Eunice Brookman-Amissah
Brookman-Amissah, le médecin ghanéen qui se bat depuis trois décennies pour garantir l’accès à l’avortement sécurisé en Afrique, mérite également le « Nobel alternatif ». Elle est, de l’avis du jury, « une pionnière dans le débat sur les droits reproductifs des femmes en Afrique et a ouvert la voie à la libéralisation des lois sur l’avortement et à un meilleur accès à l’avortement sécurisé ».

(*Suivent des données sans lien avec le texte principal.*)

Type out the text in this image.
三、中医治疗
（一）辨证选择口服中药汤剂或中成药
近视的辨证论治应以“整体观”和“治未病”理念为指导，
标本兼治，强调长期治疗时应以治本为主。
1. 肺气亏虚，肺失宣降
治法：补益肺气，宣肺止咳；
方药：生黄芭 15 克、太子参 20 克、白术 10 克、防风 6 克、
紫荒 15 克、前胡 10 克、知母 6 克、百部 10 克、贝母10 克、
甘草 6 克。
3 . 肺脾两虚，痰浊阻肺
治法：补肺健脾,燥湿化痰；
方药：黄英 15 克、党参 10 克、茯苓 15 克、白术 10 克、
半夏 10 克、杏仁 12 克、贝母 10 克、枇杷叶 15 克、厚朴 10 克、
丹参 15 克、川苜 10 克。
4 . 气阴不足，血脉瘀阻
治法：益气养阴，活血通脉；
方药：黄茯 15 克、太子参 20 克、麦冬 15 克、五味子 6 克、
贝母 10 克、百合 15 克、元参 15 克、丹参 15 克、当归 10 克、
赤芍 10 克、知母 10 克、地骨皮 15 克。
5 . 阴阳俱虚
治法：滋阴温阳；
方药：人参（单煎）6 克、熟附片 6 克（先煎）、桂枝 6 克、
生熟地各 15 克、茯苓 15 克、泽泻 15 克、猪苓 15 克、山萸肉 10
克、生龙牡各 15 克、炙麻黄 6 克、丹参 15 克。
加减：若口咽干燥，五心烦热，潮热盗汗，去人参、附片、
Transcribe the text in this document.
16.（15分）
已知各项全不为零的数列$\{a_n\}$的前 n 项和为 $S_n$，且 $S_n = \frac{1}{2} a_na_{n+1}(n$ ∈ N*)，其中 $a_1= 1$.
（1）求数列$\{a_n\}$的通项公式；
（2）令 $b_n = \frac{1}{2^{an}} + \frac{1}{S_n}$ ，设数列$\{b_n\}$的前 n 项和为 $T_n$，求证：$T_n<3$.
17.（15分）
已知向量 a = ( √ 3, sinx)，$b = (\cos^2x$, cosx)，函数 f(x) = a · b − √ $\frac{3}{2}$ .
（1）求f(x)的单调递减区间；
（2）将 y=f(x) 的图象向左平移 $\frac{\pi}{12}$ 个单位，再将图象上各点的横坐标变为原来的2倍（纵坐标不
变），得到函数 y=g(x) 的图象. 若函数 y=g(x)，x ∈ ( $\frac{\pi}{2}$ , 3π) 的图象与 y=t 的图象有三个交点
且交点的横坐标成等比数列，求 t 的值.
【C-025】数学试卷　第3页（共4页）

« Leurs efforts ont réussi à rassembler le personnel de santé, les représentants du gouvernement, les juristes et les militants pour soutenir les réformes de la loi sur l’avortement au Mozambique, en Sierra Leone, au Bénin, en Eswatini et au Kenya ; ainsi que son application au Ghana, en Zambie, au Malawi, au Sénégal et à Maurice, entre autres », ajoute-t-il.
Phyllis Omido
Elle partage le prix avec une autre femme, Phyllis Omido, une militante kenyane qui a élevé la voix pour les droits de la communauté d’Owino Uhuru, qui souffre d’un empoisonnement au plomb depuis l’installation d’une fonderie de batteries à proximité. De l’avis du jury, il a mené « un combat pionnier pour garantir les droits territoriaux et environnementaux des communautés locales et promouvoir le domaine de la législation environnementale ».
Mère Nature Cambodge
Enfin, le prix voyage en Asie pour reconnaître la mission de Mère Nature Cambodge, une organisation fondée en 2012 qui appelle à la mobilisation contre les projets de construction destructeurs et les crimes environnementaux dans un environnement, le Cambodge, marqué par la répression contre la société civile.
Le jury souligne justement « son activisme audacieux et engagé pour protéger l’environnement naturel du Cambodge dans un espace démocratique extrêmement restreint ». « Ils travaillent en première ligne aux côtés des communautés locales pour protéger la nature et les moyens de subsistance, même face à la répression gouvernementale croissante contre les militants de la société civile », note Right Livelihood.
Grâce à des techniques innovantes telles que des vidéos virales, la formation et la mobilisation de la jeunesse cambodgienne aux niveaux national et local, Mère Nature Cambodge a contribué à dénoncer et à mettre fin aux crimes environnementaux. Parmi ses réalisations figurent l’arrêt de la construction chinoise d’un barrage hydroélectrique qui menaçait une communauté indigène et la fin du commerce corrompu d’exportation de sable des estuaires côtiers de Koh Kong, qui détruisait l’écosystème local et les zones de pêche. Ils ont payé un prix élevé pour leurs crimes : onze de leurs militants sont en prison et des dizaines ont été arrêtés depuis 2015. Son fondateur, l’Espagnol Alejandro González Davidson, a été contraint de quitter le pays.
Les gagnants recevront la reconnaissance – qui a été décernée l’année dernière à la défenseuse ukrainienne des droits humains Oleksandra Matviichuk – le 29 novembre à Stockholm.